Eso es lo que ocasionó que el repaso
de veinticinco años de socialismo que según Felipe González necesitaba España
ni fuera realmente tal repaso ni durase los necesarios veinticinco años.
Al principio, como en el Génesis,
ya estuvo aquello tan turbio y tan oscuro de ni Flick ni Flock. Y en 1987, después de haber sido ganadas por segunda vez las elecciones generales, hubo
una alusión en la prensa (por lo pasajera y superficial que fue no hay que
descartar que se tratara de una insidia o que, no siéndolo, se echara
rápidamente tierra encima) a un supuesto tráfico de influencias del ya
fallecido José María (Txiki) Benegas
con unos amigos suyos, propietarios de un negocio de discotecas en Ibiza. Pero
lo que después vino ya no fue pasajero ni superficial, ya no fueron posibles insidias:
desde el simbólico, por inaugural, despacho de Juan Guerra hasta la
financiación irregular con el caso Filesa,
pasando por el rocambolesco episodio de Luis Roldán (y no se olvide, aunque no
perteneciera estrictamente a la esfera económica, el tristísimo asunto de los
GAL). Y la estruendosa quiebra de PSV, la cooperativa de viviendas de UGT, el
sindicato hermano. Y la gente guapa.
Y Carlos Solchaga —ministro de economía y Hacienda— presumiendo de lo fácil que
por entonces era hacerse rico en España...
Se ha acusado a Julio Anguita, con aquello de la pinza y del sorpasso, de haber favorecido la llegada
del PP al poder en las elecciones de 1996. Tal vez. Pero no se olvide que en
1993, cuando Felipe González ganó por los pelos, ya sin mayoría absoluta, sus
últimas elecciones (159 escaños) y dijo más o menos que había recibido el mensaje —algo que no podía entenderse de otra
forma como que había que girar a la izquierda—, pudiendo haber pactado con
Izquierda Unida (18 escaños) lo hizo en cambio con el partido (17 escaños) de —sí,
no nos asombremos retrospectivamente— Jordi Pujol.

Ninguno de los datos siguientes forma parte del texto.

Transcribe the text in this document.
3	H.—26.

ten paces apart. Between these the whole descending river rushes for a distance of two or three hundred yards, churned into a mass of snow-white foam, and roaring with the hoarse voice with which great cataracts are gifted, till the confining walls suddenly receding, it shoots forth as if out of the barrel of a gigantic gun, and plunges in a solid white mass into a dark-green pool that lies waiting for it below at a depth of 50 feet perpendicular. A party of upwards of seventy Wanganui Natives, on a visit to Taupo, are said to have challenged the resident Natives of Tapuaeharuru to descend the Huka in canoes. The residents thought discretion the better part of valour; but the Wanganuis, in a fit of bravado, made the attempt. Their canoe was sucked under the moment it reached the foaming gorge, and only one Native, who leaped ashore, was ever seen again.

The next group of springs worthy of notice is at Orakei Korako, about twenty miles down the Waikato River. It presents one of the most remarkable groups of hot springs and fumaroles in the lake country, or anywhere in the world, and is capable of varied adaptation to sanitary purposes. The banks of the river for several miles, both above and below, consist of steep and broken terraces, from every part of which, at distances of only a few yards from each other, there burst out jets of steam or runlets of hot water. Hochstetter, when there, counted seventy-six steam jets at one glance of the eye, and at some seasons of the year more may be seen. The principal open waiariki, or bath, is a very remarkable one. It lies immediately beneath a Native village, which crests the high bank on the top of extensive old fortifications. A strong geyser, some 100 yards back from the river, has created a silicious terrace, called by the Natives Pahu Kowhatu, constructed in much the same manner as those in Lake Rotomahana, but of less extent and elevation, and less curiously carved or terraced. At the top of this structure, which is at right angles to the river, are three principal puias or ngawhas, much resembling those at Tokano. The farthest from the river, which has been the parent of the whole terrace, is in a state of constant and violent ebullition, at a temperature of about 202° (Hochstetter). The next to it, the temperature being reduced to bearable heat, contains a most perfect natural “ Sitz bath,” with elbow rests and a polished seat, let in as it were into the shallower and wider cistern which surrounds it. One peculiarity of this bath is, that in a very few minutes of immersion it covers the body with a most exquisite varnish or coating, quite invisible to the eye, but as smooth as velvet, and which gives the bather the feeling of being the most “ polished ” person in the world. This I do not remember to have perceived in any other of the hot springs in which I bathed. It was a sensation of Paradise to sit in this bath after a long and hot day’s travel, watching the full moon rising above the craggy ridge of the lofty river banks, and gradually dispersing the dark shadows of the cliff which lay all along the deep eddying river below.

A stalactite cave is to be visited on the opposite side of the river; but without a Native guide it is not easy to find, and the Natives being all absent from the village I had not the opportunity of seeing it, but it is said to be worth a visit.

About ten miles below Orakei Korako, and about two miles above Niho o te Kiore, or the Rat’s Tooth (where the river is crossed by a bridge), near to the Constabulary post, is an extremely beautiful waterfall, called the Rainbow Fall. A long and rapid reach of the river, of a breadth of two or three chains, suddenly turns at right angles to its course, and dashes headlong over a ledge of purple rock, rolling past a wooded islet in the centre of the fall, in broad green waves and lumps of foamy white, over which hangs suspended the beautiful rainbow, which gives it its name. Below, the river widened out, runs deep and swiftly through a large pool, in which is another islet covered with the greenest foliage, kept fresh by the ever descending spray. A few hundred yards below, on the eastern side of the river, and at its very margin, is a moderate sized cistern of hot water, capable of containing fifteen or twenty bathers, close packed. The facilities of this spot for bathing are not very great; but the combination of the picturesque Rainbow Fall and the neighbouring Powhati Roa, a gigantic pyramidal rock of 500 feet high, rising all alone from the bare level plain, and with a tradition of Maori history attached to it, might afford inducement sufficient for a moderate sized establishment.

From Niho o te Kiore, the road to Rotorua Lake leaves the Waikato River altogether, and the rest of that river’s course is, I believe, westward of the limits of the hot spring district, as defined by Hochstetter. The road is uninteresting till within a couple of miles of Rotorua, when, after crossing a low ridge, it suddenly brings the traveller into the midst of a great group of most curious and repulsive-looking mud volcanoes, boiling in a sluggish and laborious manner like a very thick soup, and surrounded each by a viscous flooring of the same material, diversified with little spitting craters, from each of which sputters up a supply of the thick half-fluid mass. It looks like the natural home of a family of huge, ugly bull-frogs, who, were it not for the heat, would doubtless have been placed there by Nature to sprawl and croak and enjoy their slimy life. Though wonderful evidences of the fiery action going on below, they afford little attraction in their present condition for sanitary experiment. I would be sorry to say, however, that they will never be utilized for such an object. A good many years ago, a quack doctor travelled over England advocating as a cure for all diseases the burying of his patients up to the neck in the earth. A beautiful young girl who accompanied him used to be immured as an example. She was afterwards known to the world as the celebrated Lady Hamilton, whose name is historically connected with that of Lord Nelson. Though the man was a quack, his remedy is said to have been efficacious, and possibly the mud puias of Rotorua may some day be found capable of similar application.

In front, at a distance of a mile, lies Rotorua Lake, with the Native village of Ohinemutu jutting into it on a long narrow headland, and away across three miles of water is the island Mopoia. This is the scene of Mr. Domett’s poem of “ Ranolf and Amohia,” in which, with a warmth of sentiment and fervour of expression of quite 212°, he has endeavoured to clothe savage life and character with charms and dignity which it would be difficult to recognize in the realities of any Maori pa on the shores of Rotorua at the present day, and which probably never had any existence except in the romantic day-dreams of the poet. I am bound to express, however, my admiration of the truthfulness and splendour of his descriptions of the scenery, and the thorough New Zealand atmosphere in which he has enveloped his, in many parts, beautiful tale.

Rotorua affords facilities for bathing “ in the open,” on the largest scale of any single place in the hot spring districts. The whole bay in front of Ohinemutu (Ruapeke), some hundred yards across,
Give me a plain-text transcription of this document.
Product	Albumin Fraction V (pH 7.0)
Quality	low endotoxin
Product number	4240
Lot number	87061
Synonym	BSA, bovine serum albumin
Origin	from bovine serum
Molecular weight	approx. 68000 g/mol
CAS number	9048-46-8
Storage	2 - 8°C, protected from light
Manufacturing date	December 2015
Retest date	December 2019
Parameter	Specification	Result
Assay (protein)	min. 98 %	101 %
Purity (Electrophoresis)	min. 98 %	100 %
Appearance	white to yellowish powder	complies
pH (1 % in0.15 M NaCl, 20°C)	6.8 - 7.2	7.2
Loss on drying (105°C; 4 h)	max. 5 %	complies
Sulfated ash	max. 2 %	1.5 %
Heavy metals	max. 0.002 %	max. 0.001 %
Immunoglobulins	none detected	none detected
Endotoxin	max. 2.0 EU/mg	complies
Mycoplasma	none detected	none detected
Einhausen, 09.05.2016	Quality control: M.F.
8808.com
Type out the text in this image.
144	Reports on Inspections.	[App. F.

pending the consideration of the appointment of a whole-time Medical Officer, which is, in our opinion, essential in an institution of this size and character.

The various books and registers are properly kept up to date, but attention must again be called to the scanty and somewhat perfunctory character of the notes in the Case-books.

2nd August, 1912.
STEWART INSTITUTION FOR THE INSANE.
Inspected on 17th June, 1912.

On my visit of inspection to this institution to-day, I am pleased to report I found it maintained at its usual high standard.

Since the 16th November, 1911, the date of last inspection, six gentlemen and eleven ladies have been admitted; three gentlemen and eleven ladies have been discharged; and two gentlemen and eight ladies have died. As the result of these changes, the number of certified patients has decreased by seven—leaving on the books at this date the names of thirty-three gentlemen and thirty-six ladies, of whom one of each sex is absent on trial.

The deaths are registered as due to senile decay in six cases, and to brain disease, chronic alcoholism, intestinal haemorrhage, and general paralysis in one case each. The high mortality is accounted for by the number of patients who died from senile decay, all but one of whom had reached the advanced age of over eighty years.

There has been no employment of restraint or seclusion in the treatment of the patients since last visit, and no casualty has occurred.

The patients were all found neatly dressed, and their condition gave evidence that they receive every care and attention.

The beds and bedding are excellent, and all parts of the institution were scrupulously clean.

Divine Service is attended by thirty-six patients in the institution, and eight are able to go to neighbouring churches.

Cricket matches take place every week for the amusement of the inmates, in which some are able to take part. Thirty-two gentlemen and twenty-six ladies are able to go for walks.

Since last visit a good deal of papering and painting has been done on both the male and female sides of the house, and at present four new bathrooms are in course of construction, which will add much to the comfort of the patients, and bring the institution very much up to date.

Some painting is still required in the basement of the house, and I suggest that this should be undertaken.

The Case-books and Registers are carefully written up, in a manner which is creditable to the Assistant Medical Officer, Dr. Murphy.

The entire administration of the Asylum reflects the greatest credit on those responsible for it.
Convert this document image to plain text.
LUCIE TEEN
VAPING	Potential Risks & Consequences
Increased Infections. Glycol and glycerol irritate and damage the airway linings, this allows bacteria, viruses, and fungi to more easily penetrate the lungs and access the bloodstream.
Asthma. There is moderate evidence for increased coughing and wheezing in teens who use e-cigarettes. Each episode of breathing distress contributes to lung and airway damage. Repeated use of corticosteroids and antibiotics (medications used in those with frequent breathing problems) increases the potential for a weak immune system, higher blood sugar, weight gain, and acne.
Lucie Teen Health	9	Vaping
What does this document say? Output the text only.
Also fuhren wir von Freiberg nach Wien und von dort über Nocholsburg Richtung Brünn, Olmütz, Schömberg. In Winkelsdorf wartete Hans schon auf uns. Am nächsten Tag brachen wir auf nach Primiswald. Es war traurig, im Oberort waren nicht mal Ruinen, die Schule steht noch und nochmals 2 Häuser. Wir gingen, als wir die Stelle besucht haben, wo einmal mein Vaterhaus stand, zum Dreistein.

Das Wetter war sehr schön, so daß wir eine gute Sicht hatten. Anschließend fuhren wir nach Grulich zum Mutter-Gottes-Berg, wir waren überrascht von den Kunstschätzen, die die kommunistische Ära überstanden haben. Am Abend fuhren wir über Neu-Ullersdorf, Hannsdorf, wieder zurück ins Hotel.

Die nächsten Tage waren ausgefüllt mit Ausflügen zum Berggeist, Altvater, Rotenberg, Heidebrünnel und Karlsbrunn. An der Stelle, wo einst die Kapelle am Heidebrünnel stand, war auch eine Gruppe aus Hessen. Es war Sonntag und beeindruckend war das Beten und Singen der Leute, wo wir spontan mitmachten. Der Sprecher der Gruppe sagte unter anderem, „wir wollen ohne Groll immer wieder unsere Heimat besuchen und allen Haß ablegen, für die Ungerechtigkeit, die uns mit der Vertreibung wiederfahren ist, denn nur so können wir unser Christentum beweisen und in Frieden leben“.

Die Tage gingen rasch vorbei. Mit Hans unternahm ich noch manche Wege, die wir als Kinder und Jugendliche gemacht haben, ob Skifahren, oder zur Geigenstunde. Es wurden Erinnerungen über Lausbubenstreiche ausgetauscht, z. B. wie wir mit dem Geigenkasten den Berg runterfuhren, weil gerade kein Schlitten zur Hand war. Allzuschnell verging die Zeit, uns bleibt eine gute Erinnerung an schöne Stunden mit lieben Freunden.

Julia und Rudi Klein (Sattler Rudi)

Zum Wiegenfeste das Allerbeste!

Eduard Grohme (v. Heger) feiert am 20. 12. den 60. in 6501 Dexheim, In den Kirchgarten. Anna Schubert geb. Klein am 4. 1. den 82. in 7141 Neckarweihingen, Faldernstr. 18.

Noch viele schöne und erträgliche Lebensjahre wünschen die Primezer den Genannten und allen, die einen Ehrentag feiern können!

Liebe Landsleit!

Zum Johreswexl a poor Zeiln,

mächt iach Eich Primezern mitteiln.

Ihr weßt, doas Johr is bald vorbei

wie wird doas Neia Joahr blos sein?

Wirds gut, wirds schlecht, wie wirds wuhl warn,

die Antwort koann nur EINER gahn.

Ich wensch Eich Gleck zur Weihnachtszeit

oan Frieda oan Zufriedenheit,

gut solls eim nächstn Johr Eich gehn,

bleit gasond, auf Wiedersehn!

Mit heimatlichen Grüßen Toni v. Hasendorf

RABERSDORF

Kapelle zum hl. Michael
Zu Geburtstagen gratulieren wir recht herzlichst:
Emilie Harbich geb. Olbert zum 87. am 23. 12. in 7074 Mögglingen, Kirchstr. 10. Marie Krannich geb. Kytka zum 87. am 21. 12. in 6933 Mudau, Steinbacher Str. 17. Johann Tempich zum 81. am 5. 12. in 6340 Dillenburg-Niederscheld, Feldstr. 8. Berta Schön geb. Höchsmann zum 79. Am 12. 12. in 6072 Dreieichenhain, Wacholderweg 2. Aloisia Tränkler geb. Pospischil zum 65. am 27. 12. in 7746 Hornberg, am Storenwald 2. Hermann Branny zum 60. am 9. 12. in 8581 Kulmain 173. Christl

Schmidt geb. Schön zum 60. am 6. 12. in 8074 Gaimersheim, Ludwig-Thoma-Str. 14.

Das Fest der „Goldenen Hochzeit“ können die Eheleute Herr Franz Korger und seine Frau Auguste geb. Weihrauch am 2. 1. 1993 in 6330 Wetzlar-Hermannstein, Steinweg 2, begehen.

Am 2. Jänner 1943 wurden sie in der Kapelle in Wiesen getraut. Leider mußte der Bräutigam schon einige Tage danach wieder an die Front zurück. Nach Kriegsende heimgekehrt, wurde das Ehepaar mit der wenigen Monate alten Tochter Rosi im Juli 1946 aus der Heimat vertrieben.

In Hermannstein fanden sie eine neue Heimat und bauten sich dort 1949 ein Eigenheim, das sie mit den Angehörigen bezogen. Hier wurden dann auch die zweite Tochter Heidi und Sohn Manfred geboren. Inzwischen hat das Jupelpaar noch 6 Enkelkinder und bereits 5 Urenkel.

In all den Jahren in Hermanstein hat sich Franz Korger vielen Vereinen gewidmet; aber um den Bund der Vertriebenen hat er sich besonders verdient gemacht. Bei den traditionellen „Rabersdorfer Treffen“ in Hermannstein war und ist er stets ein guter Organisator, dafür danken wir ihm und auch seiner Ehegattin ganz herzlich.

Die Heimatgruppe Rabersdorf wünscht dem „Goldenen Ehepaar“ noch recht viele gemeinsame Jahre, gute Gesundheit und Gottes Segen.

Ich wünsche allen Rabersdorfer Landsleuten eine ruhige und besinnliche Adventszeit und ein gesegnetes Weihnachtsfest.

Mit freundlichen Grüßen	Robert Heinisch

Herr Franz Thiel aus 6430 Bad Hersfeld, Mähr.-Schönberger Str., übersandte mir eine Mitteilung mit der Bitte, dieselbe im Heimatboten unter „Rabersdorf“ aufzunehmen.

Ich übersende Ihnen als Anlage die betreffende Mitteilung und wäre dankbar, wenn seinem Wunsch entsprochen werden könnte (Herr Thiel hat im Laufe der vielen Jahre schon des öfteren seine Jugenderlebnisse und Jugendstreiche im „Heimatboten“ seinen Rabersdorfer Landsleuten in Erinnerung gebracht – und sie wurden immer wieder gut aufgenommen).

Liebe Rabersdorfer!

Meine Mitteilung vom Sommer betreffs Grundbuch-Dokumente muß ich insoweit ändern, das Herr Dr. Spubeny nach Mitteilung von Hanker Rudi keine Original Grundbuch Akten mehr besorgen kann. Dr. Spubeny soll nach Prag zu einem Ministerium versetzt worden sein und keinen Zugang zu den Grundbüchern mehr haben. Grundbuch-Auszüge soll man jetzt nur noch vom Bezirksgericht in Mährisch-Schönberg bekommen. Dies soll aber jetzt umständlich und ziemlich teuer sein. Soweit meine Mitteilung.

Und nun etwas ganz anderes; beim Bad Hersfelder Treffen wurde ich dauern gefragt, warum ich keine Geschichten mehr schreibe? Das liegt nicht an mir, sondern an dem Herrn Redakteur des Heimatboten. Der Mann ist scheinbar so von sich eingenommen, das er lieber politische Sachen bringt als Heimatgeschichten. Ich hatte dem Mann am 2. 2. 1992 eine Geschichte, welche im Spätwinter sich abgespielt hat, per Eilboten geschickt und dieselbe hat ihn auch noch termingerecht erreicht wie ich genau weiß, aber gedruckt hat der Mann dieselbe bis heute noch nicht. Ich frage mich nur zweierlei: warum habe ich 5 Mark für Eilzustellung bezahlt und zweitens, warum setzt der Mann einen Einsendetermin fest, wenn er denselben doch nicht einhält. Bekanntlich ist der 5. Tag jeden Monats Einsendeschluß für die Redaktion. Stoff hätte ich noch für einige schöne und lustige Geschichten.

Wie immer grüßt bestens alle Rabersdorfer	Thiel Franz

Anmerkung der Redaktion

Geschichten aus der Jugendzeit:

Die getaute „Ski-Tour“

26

Así pues, de aquellos polvos vinieron estos lodos y aquellos vientos trajeron
estas tempestades. Y el PP, con toda la mierda que lleva encima, permitiéndose
el lujo de decir y tú más. Pero es
que resulta (ahí está todavía abierta la herida de los ERE andaluces) que aun
no teniendo razón, porque la derecha nunca la ha tenido y jamás la tendrá,
resulta, decía, que no faltan del todo a la verdad —aunque sea por una sola
vez— y no dejan de estar en lo cierto.
En resumen, que será muy difícil, si no imposible, por mucho mea culpa que entonen, creer cualquier
propósito de renovación o regeneración o refundación (o como diablos o demonios
quieran llamarlo) del PSOE mientras —freudianamente, por supuesto— no maten de
verdad al padre.
Pero ¿quién va a matar al padre, si perro no come perro? ¿Quién va a
ponerle el cascabel al gato si todos son gatos?
Y, además, parece que al padre no hay quien pueda matarlo. Siempre se las
arregla para resucitar. Siempre se las arregla para seguir vivito y coleando.